In a mystery worthy of Hitchcock, W. Leonard Alexander ’22 disappeared from Reunions 1949, to which he had driven alone. His wife, Lana, reported him missing 11 days later, and the story spread nationwide after she placed notices in magazines pleading for help.
Alexander was last seen in the wee hours at a Class of 1929 party on University Place, never returning to his room at Brown Hall at the Seminary, where his straw hat lay on the bed. Police put out an eight-state bulletin for the Philadelphia stockbroker. In the town of Princeton, armchair sleuths abounded, indulging in a frenzy of speculation.
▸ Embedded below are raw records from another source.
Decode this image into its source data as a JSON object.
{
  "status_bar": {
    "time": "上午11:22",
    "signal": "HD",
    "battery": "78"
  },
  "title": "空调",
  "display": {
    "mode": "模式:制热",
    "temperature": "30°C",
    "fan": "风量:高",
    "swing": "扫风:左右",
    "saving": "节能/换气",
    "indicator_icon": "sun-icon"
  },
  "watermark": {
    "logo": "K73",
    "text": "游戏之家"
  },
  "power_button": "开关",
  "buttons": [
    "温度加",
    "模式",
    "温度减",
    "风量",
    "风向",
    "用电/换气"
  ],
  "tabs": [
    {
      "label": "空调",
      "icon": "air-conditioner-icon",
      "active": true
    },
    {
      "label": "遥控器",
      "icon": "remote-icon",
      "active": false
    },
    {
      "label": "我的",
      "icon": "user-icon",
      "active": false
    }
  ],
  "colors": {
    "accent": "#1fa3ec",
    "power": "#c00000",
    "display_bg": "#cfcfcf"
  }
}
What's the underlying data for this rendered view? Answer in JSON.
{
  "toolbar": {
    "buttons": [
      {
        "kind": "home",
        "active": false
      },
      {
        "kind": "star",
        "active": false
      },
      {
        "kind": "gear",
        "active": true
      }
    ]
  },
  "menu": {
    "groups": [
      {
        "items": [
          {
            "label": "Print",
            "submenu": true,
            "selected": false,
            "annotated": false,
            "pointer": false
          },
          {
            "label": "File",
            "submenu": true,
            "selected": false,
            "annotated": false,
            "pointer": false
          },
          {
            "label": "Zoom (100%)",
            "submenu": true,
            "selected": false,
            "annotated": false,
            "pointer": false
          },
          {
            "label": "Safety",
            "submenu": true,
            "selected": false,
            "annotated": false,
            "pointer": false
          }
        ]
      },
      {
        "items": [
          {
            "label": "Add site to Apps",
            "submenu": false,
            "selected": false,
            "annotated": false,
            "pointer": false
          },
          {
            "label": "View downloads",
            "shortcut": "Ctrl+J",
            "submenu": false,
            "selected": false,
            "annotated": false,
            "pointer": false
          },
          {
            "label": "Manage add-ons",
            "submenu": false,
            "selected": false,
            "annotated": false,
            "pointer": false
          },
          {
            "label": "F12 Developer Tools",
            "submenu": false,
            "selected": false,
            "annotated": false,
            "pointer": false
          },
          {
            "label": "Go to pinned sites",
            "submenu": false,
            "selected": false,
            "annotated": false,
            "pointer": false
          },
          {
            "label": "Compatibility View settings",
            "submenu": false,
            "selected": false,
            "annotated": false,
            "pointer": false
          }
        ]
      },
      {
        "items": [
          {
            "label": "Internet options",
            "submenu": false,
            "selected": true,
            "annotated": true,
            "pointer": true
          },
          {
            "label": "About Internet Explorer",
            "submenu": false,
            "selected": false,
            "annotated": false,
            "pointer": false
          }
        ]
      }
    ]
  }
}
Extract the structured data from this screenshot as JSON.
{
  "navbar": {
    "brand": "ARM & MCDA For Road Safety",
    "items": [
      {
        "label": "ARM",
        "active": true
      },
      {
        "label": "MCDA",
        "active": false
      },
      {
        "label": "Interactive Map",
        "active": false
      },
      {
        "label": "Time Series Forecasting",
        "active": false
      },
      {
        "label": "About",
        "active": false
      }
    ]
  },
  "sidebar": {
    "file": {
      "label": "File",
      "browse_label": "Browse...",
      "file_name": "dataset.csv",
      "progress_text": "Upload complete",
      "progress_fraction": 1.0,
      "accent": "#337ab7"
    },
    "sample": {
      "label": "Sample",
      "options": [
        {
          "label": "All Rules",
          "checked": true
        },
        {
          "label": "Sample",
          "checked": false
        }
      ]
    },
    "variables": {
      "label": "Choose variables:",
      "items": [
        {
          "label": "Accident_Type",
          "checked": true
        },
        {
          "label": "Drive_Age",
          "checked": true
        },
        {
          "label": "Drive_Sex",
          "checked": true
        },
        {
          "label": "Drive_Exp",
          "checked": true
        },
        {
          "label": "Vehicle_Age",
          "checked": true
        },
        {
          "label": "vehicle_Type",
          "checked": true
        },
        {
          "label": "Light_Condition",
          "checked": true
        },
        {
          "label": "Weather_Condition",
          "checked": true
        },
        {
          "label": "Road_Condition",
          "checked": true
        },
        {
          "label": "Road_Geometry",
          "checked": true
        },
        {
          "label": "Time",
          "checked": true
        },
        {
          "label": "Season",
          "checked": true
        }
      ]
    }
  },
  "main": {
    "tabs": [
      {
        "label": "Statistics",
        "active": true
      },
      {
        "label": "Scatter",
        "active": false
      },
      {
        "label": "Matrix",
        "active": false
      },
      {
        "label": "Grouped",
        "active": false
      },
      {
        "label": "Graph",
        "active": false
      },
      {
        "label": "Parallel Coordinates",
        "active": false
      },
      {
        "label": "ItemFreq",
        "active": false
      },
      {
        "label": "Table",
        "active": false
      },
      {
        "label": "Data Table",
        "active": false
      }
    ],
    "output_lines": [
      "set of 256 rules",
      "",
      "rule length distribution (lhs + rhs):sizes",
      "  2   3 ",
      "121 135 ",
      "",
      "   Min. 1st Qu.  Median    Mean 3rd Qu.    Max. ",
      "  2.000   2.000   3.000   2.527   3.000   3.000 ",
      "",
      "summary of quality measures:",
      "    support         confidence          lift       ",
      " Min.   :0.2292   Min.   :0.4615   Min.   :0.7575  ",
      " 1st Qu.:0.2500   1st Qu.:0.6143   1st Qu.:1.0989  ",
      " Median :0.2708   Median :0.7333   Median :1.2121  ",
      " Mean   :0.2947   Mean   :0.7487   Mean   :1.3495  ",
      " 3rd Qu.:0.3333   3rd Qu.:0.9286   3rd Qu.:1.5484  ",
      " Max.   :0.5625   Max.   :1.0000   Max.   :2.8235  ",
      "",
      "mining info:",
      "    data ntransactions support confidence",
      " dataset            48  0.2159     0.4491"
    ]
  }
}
In December 1950, Lana Alexander wrote to the University to cancel her husband’s subscription to PAW — it appeared he never was coming back. Days later, two Princeton schoolgirls solved the tantalizing mystery a year and a half after his disappearance.
They were skating on Lake Carnegie between Washington and Alexander roads late one afternoon when they saw, beneath the ice, the rusted top of an automobile. The next morning, the police brought tow trucks. “As horrified onlookers watched,” a reporter wrote, “a car door was opened and Alexander’s body was revealed.”
Police concluded it was all an accident. But no autopsy was possible on the decomposed body, which was sprawled in the back seat and identified by personal effects that included, ironically, a trout fishing lure. Some whispered of foul play. Alexander had no reason to be at the lake, and the car seemed to have hit the water violently — its speedometer was stuck at 35 and the roof was crushed. Even now the mystery remains.